Anesthetics are widely used in modern clinical practice to allow complex surgical operations and facilitate otherwise stressful and painful procedures. In this process, anesthetics alleviate the deleterious effects of unabated stress and pain on the developing brain. Emerging laboratory research suggests a potential role in protective strategies during hypoxic–ischemic episodes early in life, whereas clinical data are absent. Conversely, numerous animal studies using a wide variety of species have also documented deleterious effects following anesthetic exposure. While neuronal cell death and dendritic alterations have been widely described, long-term neurocognitive abnormalities have not consistently been observed. Results from human epidemiological studies are similarly equivocal, with some demonstrating abnormal behavior and learning impairment following surgery with anesthesia early in life, while others have not. Some of these inconsistencies in demonstrating a neurological correlate may be explained by the sensitivity of neurocognitive tests utilized. Alternatively, if anesthetics exerted their disruptive effects specifically on immature neurons and developing networks, the discrepant findings could be the result of the varying ages during exposure across studies and the current ignorance regarding the potentially related neurocognitive phenotype. Importantly, however, the retrospective nature of all the currently available clinical data precludes making any definitive causative links between neurological abnormalities and surgery, pain, inflammation, or anesthetic exposures.

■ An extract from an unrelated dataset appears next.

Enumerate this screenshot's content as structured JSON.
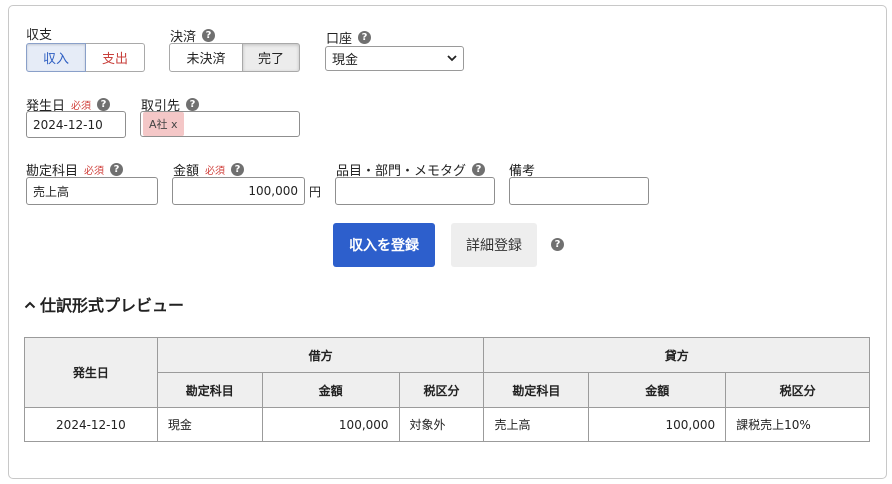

Given these uncertainties, it would be unethical to withhold anesthetics and sedatives during painful procedures in children and unwise to change clinical practice to anesthetic techniques with unproven safety record. Given the known and oftentimes serious risks of not performing or postponing urgent surgical procedures, the potential risks of anesthetic exposure have to be balanced against the benefits of performing life-saving and quality-of-life-preserving operations. Inadequate levels of anesthesia and analgesia are clearly deleterious and need to be avoided. However, given the potential consequences for the individual and for society, intensified research efforts should focus on elucidating the mechanisms of the deleterious effects of anesthetics on the developing brain, assessing its clinical relevance, and devising mitigating strategies.